In diesem Fall war der Onkel der Zug. Der Zug. Zurück nach Buttstädt.
Und der - nicht aller Tage Abend war die Hoffnung, es irgendwann irgendwie doch noch nach Berlin zu schaffen.
Und nicht nur auf dem Bahnsteig herumzustehen.
Kommt Zeit. Kommt Rat.

Energisch wühlte sich Rosi Stück um Stück durch die Menschenmassen zu dem gegenüberliegenden Bahnsteig. Auf dem nicht so viele Menschen dichtgedrängt nebeneinander standen. Nach etwa fünf Minuten dampfte der Zug heran. Erleichtert stieg Rosi in den Zug nach Großheringen. Im Abteil setzte sie sich auf einen freien Platz am Fenster. Es waren fast alle Plätze frei. So hatte sie genug Muße, um ungestört ihren Gedanken nachhängen zu können. Es war schon traurig, dass Norbert nicht da war. Oder, dass sie sich nicht getroffen hatten.
Enttäuscht schaute Rosi aus dem Fenster. Plötzlich sah sie Norbert auf den Bahnstein rennen. Er musste sie noch gesehen haben. Mit großen Schritten versuchte er, den Zug zu erreichen und aufzuspringen. Doch vergeblich. Der Schaffner hob die Kelle. "Zurück bleiben bitte!", tönte es aus dem Lautsprecher. Der Zug fuhr an.

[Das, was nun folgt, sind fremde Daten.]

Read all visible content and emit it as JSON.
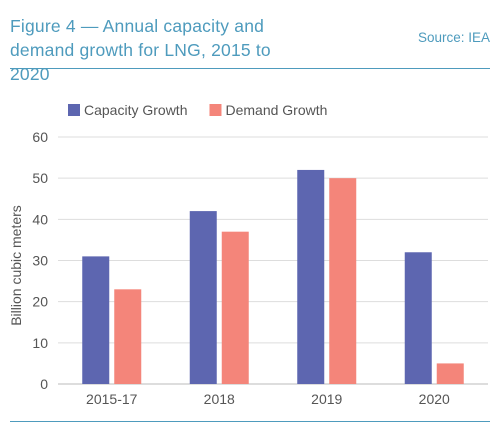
{
  "header": {
    "title_line1": "Figure 4 — Annual capacity and",
    "title_line2": "demand growth for LNG, 2015 to 2020",
    "source": "Source: IEA"
  },
  "chart_data": {
    "type": "bar",
    "categories": [
      "2015-17",
      "2018",
      "2019",
      "2020"
    ],
    "series": [
      {
        "name": "Capacity Growth",
        "values": [
          31,
          42,
          52,
          32
        ],
        "color": "#5d66b0"
      },
      {
        "name": "Demand Growth",
        "values": [
          23,
          37,
          50,
          5
        ],
        "color": "#f4857a"
      }
    ],
    "ylabel": "Billion cubic meters",
    "ylim": [
      0,
      60
    ],
    "yticks": [
      "0",
      "10",
      "20",
      "30",
      "40",
      "50",
      "60"
    ],
    "grid": true,
    "legend": "top-left",
    "colors": {
      "text": "#4e9bbd",
      "axis_text": "#555555",
      "grid": "#dddddd"
    }
  }
}
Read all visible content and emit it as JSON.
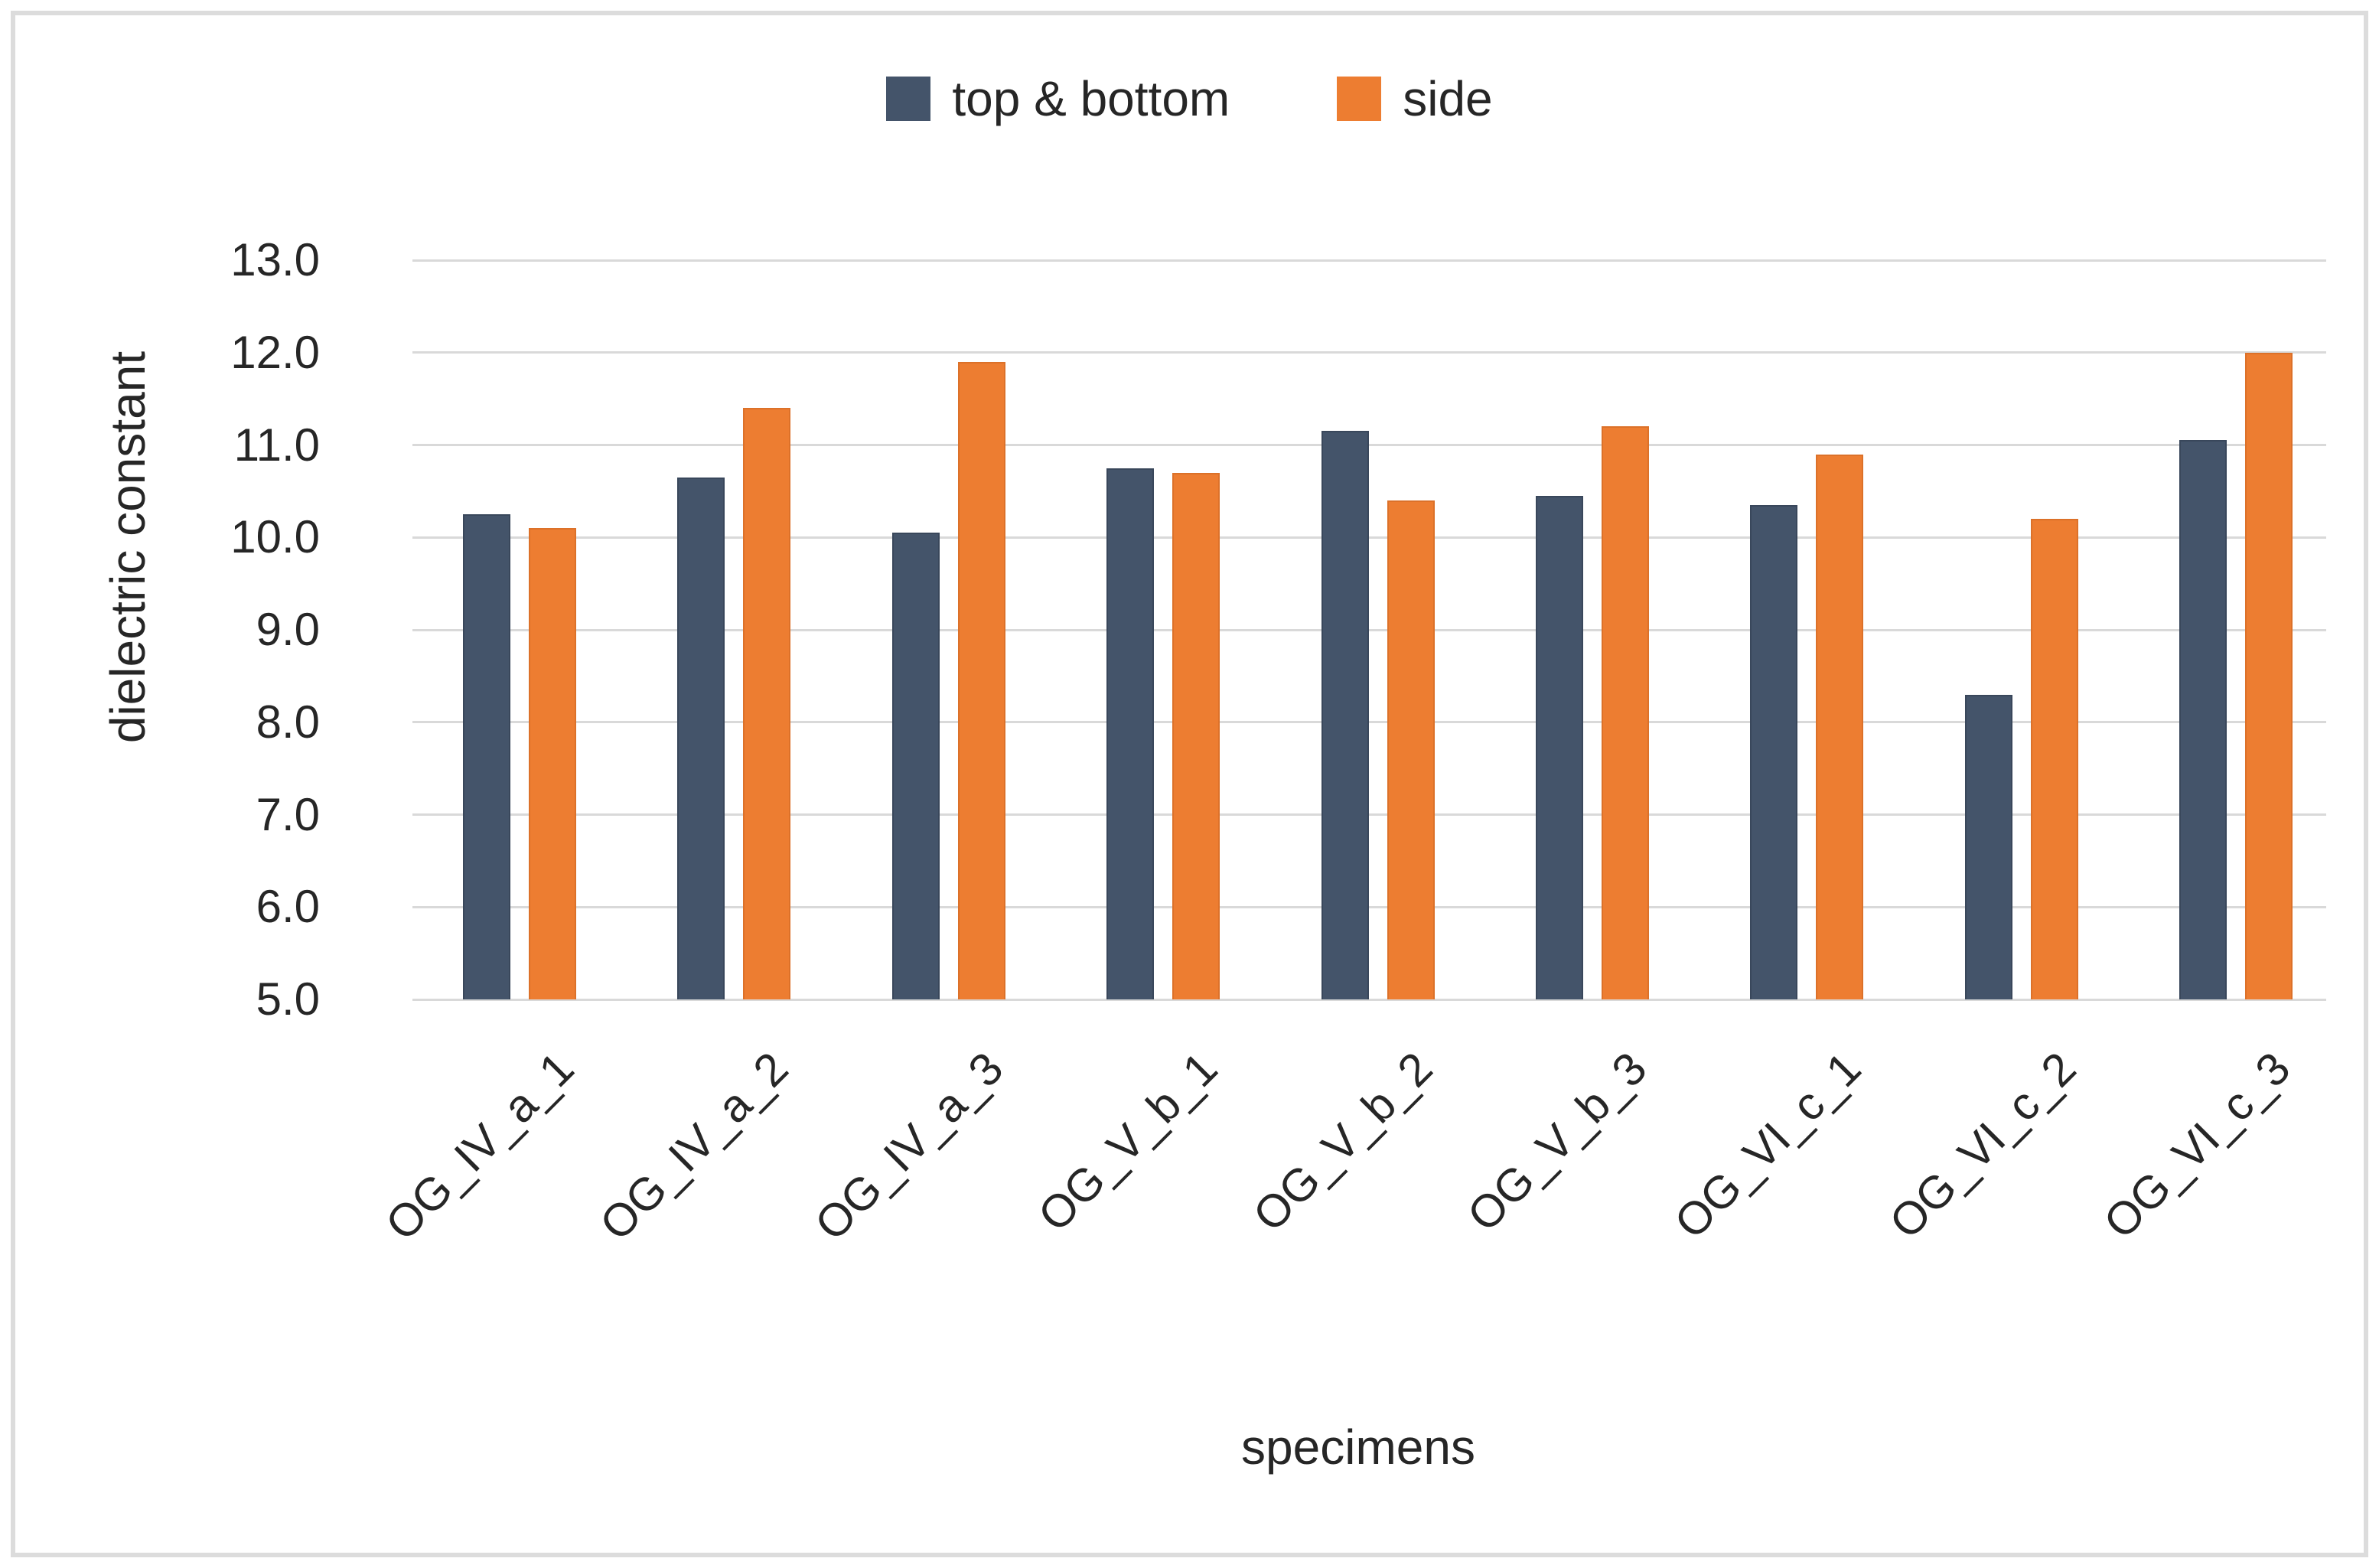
{
  "figure": {
    "background": "#FFFFFF",
    "frame_border_color": "#DCDCDC"
  },
  "chart_data": {
    "type": "bar",
    "title": "",
    "categories": [
      "OG_IV_a_1",
      "OG_IV_a_2",
      "OG_IV_a_3",
      "OG_V_b_1",
      "OG_V_b_2",
      "OG_V_b_3",
      "OG_VI_c_1",
      "OG_VI_c_2",
      "OG_VI_c_3"
    ],
    "series": [
      {
        "name": "top & bottom",
        "color": "#44546A",
        "values": [
          10.25,
          10.65,
          10.05,
          10.75,
          11.15,
          10.45,
          10.35,
          8.3,
          11.05
        ]
      },
      {
        "name": "side",
        "color": "#ED7D31",
        "values": [
          10.1,
          11.4,
          11.9,
          10.7,
          10.4,
          11.2,
          10.9,
          10.2,
          12.0
        ]
      }
    ],
    "xlabel": "specimens",
    "ylabel": "dielectric constant",
    "ylim": [
      5.0,
      13.0
    ],
    "ytick_interval": 1.0,
    "ytick_labels": [
      "13.0",
      "12.0",
      "11.0",
      "10.0",
      "9.0",
      "8.0",
      "7.0",
      "6.0",
      "5.0"
    ],
    "grid": true,
    "gridline_color": "#D9D9D9",
    "legend_position": "top center"
  }
}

Inzwischen hatte Rosi das Fenster herunter gezogen und beugte sich weit hinaus.
"Hallo! Hallo!", schrie sie. "Norbert! Ich sehe dich."
"Ich schreibe dir", schrie Norbert zurück. "So ein Pech. Ich schreibe dir."
Langsam ächzte sich die Lock vorwärts. Rauchte und stank. Doch Rosi war glücklich. Sie zog das Fenster wieder hoch und lehnte sich zufrieden in ihre Ecke. Norbert hatte sie bestimmt genauso gesucht, wie sie ihn. Doch in diesem Allerweltsgetümmel hatten sie sich nicht gefunden. Doch jetzt. Im letzten Augenblick.